There is some indication that the president is ready to admit defeat in his effort to retain Fyodorov in the Cabinet. After two days of a rumored meeting between the two men that did not come off, the official Itar-Tass news agency reported on Jan. 25, citing ``well-informed sources in the presidential administration,'' that they would meet early Jan. 26. At that time, the report continues, ``Fyodorov may be offered to become the economic adviser of the president.'' But since taking that post would require the finance minister to give up his parliament seat, ``It is also possible that Yeltsin would prefer to keep Fyodorov in the State Duma [the lower house of parliament] where the reformer can work on anti-inflation decisions.''
The apparent split between Yeltsin and Chernomyrdin over the composition of the government has been the subject of much speculation and comment in the Russian media. The two men met on Jan. 24 before the premier's departure, supposedly to discuss the finalization of the budget to be presented to the parliament, but also, it is widely believed, to talk about Fyodorov.

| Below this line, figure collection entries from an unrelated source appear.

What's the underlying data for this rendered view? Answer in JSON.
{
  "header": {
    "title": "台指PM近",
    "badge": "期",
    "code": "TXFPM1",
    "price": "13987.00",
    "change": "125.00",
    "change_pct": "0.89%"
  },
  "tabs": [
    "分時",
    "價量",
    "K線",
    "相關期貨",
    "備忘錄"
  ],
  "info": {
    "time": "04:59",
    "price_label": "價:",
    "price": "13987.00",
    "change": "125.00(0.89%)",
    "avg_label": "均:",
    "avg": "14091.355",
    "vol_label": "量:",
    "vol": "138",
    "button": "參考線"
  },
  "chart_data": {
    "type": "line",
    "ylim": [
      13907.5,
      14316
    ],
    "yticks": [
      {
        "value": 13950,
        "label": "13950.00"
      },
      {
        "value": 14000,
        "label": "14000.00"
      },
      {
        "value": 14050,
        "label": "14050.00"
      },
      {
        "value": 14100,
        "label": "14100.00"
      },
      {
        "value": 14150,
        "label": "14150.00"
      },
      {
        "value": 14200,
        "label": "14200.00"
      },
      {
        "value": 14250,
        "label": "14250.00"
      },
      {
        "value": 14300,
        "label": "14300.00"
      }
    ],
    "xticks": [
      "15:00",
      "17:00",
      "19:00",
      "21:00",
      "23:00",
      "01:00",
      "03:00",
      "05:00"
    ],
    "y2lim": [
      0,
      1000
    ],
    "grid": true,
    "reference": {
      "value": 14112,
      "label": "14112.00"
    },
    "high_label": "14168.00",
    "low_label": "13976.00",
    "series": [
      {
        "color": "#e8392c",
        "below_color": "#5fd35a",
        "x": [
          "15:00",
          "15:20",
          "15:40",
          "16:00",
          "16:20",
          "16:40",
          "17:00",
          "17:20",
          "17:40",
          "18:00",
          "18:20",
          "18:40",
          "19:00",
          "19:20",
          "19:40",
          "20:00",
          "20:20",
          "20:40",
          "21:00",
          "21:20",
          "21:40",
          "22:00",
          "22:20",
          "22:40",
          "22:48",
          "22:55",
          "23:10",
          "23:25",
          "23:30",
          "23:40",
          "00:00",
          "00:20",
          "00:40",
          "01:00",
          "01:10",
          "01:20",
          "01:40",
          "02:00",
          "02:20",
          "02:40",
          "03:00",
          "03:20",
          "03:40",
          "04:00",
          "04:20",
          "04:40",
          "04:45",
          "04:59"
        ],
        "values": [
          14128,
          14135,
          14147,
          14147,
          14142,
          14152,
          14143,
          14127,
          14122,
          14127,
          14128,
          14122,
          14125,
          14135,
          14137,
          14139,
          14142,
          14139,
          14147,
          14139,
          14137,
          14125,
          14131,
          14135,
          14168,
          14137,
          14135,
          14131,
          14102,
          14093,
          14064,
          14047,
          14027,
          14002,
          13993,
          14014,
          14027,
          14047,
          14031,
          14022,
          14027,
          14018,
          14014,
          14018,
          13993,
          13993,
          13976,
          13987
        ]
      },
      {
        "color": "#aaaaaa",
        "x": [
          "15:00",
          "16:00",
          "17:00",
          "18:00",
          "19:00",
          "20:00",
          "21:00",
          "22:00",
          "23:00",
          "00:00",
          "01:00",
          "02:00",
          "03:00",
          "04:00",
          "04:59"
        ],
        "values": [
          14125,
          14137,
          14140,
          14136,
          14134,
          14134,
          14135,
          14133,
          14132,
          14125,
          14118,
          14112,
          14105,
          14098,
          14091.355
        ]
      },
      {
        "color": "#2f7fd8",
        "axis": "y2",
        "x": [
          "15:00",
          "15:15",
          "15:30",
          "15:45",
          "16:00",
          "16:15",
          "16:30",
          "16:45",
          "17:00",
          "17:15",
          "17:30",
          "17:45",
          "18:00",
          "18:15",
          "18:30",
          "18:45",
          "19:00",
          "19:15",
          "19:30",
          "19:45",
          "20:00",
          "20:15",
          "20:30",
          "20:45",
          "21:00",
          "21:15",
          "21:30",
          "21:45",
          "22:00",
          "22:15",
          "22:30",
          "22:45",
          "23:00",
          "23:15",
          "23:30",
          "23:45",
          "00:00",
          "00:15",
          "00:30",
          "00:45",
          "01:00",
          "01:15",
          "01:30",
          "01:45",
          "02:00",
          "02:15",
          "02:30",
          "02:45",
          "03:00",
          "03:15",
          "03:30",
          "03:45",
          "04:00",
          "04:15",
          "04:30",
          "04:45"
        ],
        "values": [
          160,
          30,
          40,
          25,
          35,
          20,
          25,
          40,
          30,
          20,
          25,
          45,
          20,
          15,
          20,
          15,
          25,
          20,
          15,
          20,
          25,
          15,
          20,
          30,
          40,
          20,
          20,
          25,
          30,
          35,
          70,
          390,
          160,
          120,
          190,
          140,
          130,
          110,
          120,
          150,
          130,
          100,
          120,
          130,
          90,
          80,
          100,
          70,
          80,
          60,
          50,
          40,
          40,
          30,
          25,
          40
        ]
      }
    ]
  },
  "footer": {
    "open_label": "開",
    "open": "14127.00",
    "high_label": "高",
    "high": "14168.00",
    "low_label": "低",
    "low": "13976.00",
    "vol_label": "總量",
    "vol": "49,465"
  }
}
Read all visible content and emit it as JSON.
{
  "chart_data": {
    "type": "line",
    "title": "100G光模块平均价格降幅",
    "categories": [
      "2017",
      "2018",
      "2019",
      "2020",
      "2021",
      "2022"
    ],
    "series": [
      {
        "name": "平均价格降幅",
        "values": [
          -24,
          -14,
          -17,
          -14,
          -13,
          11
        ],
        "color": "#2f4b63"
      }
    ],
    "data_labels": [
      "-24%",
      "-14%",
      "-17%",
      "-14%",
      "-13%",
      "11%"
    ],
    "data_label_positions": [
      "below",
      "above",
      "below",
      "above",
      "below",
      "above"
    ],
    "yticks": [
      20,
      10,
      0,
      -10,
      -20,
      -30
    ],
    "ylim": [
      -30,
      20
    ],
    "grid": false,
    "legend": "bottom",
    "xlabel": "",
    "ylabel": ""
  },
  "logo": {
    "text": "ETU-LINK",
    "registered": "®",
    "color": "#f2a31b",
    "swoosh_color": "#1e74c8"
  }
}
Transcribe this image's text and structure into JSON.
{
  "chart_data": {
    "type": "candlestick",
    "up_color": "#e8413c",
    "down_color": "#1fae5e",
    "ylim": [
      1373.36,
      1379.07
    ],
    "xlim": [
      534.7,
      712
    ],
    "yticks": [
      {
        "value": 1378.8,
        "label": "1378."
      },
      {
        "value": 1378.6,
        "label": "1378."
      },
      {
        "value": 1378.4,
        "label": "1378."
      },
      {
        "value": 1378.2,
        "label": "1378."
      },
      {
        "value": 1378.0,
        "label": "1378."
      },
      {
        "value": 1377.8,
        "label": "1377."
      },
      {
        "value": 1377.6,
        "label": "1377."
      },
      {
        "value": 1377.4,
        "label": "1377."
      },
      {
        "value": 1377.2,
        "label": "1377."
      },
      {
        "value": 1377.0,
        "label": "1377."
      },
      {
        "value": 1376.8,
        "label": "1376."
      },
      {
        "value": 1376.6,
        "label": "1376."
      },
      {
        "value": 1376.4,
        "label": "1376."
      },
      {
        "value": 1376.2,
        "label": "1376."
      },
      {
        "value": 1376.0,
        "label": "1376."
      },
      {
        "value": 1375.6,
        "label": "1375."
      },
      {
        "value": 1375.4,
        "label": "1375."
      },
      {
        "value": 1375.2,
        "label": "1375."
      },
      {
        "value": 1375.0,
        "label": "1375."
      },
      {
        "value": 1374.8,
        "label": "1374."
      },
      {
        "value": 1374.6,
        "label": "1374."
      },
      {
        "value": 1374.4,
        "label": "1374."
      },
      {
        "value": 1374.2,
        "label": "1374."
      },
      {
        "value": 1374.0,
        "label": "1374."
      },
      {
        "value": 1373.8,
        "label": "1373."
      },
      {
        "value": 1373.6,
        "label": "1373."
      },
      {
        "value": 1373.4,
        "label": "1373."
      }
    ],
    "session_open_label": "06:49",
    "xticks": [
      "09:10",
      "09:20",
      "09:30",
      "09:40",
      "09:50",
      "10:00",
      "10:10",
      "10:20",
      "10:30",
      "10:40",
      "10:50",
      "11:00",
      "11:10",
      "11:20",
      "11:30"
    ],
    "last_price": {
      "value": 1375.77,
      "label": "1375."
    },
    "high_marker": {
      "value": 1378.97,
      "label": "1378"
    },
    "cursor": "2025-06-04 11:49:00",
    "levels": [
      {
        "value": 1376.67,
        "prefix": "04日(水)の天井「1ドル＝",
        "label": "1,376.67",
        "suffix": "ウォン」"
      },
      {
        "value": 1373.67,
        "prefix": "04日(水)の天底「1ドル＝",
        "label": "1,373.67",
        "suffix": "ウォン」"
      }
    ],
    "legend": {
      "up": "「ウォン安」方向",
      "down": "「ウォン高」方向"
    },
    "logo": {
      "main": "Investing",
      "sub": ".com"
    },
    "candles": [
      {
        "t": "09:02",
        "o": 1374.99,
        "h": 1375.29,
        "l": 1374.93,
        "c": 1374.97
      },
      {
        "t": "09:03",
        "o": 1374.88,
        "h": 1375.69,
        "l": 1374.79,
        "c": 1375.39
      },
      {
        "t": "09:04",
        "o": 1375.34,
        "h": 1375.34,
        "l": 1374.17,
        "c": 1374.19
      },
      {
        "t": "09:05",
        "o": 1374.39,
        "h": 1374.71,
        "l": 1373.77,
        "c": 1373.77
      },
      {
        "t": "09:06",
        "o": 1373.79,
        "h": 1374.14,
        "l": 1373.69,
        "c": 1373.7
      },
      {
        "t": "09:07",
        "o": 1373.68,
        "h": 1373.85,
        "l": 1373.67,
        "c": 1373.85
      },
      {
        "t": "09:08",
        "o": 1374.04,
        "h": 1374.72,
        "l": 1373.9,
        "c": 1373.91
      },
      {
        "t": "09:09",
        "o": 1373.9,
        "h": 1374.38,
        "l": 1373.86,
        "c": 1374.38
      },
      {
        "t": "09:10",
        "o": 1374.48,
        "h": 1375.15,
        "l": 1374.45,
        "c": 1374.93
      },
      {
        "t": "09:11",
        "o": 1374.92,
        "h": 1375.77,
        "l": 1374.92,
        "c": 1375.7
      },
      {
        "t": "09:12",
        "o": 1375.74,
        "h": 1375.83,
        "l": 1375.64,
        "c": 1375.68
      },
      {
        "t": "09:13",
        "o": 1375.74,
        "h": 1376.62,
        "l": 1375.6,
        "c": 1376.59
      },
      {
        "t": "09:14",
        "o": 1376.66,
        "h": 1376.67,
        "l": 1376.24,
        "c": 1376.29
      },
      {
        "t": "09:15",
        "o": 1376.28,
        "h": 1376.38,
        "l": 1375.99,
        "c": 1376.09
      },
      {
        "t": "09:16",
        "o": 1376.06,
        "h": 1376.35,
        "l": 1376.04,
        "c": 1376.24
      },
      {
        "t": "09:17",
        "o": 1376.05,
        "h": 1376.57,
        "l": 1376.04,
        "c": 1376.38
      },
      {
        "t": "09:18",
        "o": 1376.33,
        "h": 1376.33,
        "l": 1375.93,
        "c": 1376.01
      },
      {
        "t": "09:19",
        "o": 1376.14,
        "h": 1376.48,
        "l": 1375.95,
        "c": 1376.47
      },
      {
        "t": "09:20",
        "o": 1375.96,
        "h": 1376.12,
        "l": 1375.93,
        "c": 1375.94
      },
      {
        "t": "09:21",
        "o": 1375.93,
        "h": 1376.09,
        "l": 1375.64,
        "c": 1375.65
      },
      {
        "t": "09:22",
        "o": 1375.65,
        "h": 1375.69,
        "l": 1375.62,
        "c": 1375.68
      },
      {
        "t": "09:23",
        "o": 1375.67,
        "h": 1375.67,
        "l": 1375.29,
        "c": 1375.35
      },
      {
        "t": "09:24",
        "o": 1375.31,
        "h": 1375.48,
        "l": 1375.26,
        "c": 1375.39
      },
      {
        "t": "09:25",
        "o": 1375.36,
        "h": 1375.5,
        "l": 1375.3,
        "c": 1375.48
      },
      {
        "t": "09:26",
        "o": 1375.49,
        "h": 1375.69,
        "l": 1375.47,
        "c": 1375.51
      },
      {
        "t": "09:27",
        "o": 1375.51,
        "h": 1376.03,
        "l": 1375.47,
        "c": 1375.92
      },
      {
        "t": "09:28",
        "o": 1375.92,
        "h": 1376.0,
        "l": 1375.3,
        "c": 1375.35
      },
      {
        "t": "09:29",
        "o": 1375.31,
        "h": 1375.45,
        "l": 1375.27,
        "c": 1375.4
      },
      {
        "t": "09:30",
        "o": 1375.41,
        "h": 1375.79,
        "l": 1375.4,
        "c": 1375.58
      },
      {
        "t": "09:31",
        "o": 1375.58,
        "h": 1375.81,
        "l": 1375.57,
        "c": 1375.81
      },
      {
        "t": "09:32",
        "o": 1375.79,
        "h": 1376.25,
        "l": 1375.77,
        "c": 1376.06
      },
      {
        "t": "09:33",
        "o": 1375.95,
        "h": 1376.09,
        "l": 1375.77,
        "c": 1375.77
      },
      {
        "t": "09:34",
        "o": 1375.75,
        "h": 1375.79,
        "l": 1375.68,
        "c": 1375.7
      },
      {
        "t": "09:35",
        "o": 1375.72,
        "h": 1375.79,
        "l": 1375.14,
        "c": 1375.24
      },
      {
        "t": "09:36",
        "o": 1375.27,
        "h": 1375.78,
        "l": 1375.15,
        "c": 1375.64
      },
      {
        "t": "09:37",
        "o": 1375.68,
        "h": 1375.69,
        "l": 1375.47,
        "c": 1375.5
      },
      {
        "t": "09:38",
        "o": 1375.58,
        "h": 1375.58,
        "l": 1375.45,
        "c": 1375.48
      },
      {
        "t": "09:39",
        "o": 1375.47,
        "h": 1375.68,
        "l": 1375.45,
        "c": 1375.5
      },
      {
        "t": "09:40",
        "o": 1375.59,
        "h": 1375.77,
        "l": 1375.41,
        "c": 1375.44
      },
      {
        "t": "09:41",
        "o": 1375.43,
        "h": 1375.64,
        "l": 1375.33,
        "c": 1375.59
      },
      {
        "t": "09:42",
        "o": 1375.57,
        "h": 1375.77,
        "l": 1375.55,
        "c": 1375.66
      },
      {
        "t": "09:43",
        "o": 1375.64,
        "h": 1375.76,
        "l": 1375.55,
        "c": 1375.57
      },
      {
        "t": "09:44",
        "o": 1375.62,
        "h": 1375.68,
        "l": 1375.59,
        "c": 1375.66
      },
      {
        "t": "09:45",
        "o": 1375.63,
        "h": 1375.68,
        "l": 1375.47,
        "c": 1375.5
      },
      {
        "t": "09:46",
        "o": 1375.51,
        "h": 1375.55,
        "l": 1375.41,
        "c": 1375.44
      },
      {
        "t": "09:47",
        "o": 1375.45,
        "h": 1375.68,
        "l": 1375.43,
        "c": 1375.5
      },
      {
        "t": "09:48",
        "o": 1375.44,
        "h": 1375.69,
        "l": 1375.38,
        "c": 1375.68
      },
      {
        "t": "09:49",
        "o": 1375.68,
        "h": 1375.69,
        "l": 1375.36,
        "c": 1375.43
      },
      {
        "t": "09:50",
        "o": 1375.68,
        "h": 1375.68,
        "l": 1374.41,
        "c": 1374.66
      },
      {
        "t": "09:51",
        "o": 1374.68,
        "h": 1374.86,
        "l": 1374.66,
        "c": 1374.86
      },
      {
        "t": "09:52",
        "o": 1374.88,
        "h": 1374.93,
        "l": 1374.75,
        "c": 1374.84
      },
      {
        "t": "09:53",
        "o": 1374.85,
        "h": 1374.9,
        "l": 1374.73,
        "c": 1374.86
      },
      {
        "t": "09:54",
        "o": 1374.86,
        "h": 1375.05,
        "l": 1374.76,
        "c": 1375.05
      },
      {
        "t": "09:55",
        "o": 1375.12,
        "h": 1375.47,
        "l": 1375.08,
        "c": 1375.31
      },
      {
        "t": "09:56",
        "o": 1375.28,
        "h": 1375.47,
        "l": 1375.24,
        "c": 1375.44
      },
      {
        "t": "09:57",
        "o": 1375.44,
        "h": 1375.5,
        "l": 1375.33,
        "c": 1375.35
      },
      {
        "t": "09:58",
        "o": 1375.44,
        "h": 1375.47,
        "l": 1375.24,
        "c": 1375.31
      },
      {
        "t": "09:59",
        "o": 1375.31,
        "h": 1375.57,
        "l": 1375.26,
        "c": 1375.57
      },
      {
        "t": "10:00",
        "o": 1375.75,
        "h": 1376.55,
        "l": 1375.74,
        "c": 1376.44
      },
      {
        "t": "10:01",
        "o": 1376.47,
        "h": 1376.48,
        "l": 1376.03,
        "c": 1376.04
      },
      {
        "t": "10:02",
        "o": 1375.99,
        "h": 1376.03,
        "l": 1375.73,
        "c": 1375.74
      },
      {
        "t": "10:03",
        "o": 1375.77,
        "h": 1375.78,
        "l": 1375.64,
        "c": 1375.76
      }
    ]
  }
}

Chernomyrdin, who was otherwise trying to counter the accusations that he was changing economic policy gears, was quick to try to dampen such speculation of a division. ``I have no disagreements with the president,'' he told reporters on Jan. 24 after the meeting.
There are some who share this view, who believe that the president was happy to see the reformers go until he saw the reaction.
``Yeltsin and Chernomyrdin had no idea that these two most visible resignations would be interpreted by the Russian and foreign press as the end of reforms,'' Berger writes. ``But having seen what effect the reformers' departure had on public opinion, Yeltsin, it seems, began to waver. The president also began to realize that with a homogenous government, Chernomyrdin's influence would continue to grow.''
The prime minister has slightly adapted to these concerns, issuing reassuring statements in recent days to the effect that basic policy is not going to change. But there is ample evidence that the premier, a former boss of the Soviet gas industry, is ready to pursue a policy of subsidizing stalled factories and collective farms in the name of boosting production and averting massive unemployment.
Chernomyrdin has called for using ``non-monetarist'' methods of controlling inflation, for example, by which he seems to mainly mean an agreement on wage and price controls with management and labor unions. But reformers predict failure, and a wave of hyperinflation that will bury the government within months.